As you may well imagine, this is a movie which does not run quiet. On top of the True Believers and Elisha Cook roaring, "I had to kill him!" eight times in two minutes, we also have Jerry Stengel, the John Waters stache-bearing realtor who becomes increasingly violent towards Conrad over selling his land. When Conrad was being abusive to Carl and Edna I was comparing his mean-spiritedness to Trump, but Stengel's swiftness to resorting to crooked tricks to get Conrad's land I think is much more deserving of such comparison. It doesn't help that when Conrad pretends to agree to Stengel's deal, the tickled Stengel offers to take Conrad to a striptease joint (pronounced "strip-TEASE" because '60s) after they sign the contract, which this lesbian read as more than a little gay. (Again, the John Waters stache! Why are you sexually stimulating your business partner unless you're looking for a partner of another kind?) What I like about the exchanges with Stengel is that you end up actually worrying for Conrad, even though there's every indication at this point that he's a total asshole. For all that Conrad does, a closed zoo in the early '60s would have been bad news for all the animals in its keeping, with the possibility of their ending up in the hands of abusive private collectors being very much on the table.

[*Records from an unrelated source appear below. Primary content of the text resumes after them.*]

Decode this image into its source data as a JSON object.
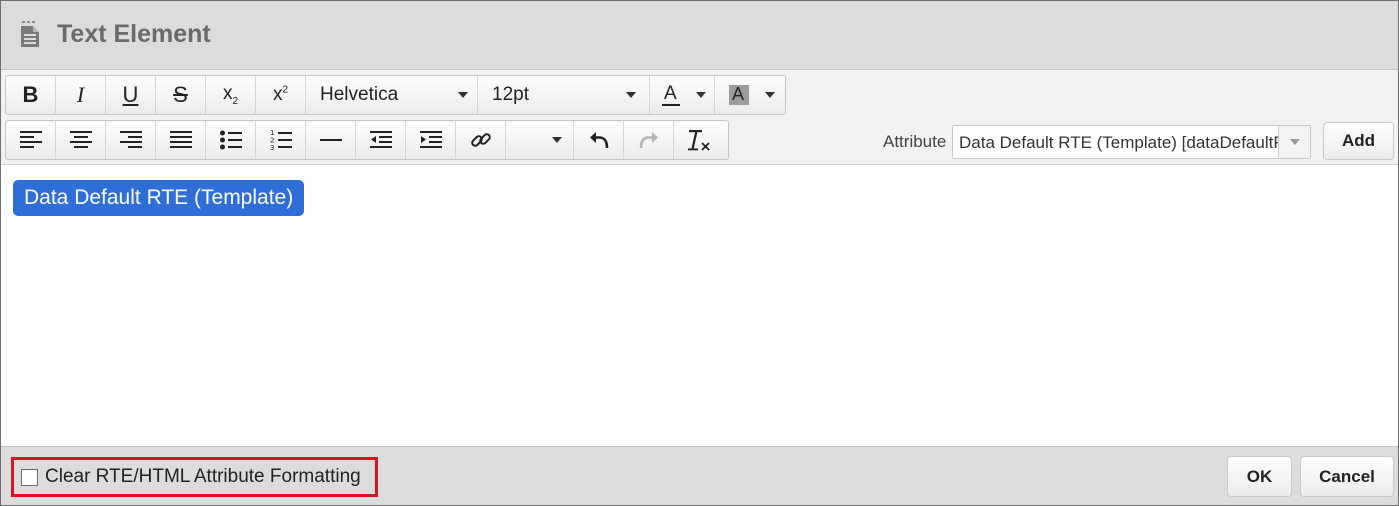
{
  "dialog": {
    "title": "Text Element"
  },
  "toolbar": {
    "row1": {
      "bold": "B",
      "italic": "I",
      "underline": "U",
      "strikethrough": "S",
      "subscript": "x",
      "subscript_mark": "2",
      "superscript": "x",
      "superscript_mark": "2",
      "font_family": "Helvetica",
      "font_size": "12pt",
      "text_color_glyph": "A",
      "bg_color_glyph": "A"
    },
    "attribute": {
      "label": "Attribute",
      "value": "Data Default RTE (Template) [dataDefaultRTE]",
      "add_label": "Add"
    }
  },
  "editor": {
    "chip_text": "Data Default RTE (Template)"
  },
  "footer": {
    "clear_label": "Clear RTE/HTML Attribute Formatting",
    "clear_checked": false,
    "ok_label": "OK",
    "cancel_label": "Cancel"
  },
  "colors": {
    "chip": "#2f6ed8",
    "highlight_border": "#d5161d",
    "titlebar": "#dcdcdc"
  },
  "icons": {
    "title": "document-icon",
    "row2": [
      "align-left-icon",
      "align-center-icon",
      "align-right-icon",
      "align-justify-icon",
      "bullet-list-icon",
      "numbered-list-icon",
      "horizontal-rule-icon",
      "outdent-icon",
      "indent-icon",
      "link-icon",
      "undo-icon",
      "redo-icon",
      "clear-formatting-icon"
    ]
  }
}
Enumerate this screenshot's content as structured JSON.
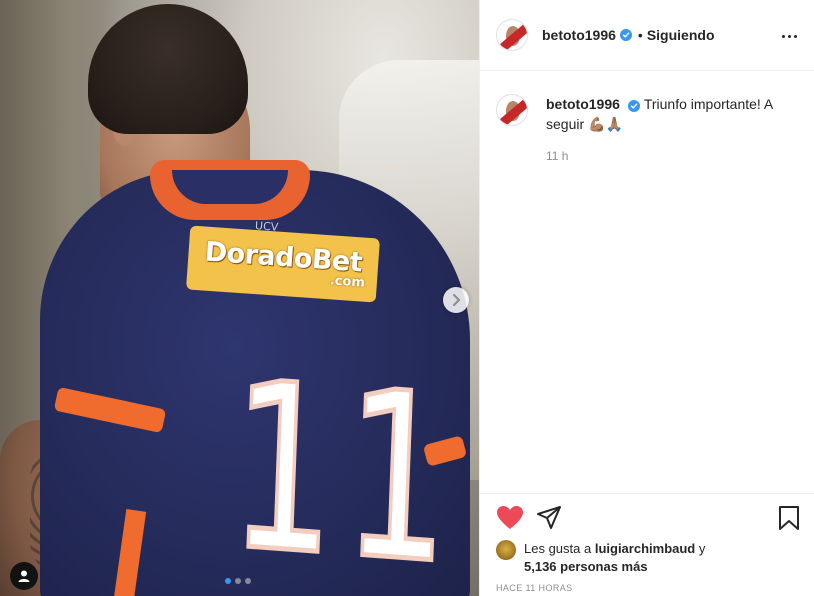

Intriguingly (at least because Michael Gough is involved), this film's climax, where Carl finally gets his against Conrad, rather mirrors the vicious wrestling match between the Doctor and the Master in the last serial of the original Doctor Who series, Survival. "If we like animals...we'll die like animals!" Indeed! It seems that even when the movie isn't made in Britain, the British Filmic Incest Virus strikes again. If you follow British movies and TV, it shouldn't be at all surprising that a movie starring a Doctor Who actor taps into the same vein as one of the later Doctor Who stories. It's not just that it's easy to joke that Britain has a whole five actors, because you always seem to see the same people over and over when watching British film or TV, but it's that you start to notice other parallels as well the harder you gaze into the abyss...but that's a story for another day.

Black Zoo is now the third killer zoo movie I've seen (after the PCP-powered adventures of Wild Beasts) and I'm pleased to say I've enjoyed all three entries from the micro-genre thus far. Michael Gough gives a great performance, even managing to make lines like, "YOU BLOCKHEAD!" legitimately intimidating. I'll be tracking down more of his movies as time goes on, because he fits almost perfectly into the sort of acting aesthetic that I love. Wonderful.

P.S. Yes, there is a man in a gorilla suit in this movie, and yes, he does look conspicuously out of place in the company of the real animals. And yes, he is played by George Barrows, gorilla-suit master extraordinaire, who perhaps most infamously donned at least part of a gorilla suit for the part of Ro-Man in Robot Monster. Truly we're in the hands of celebrities, people.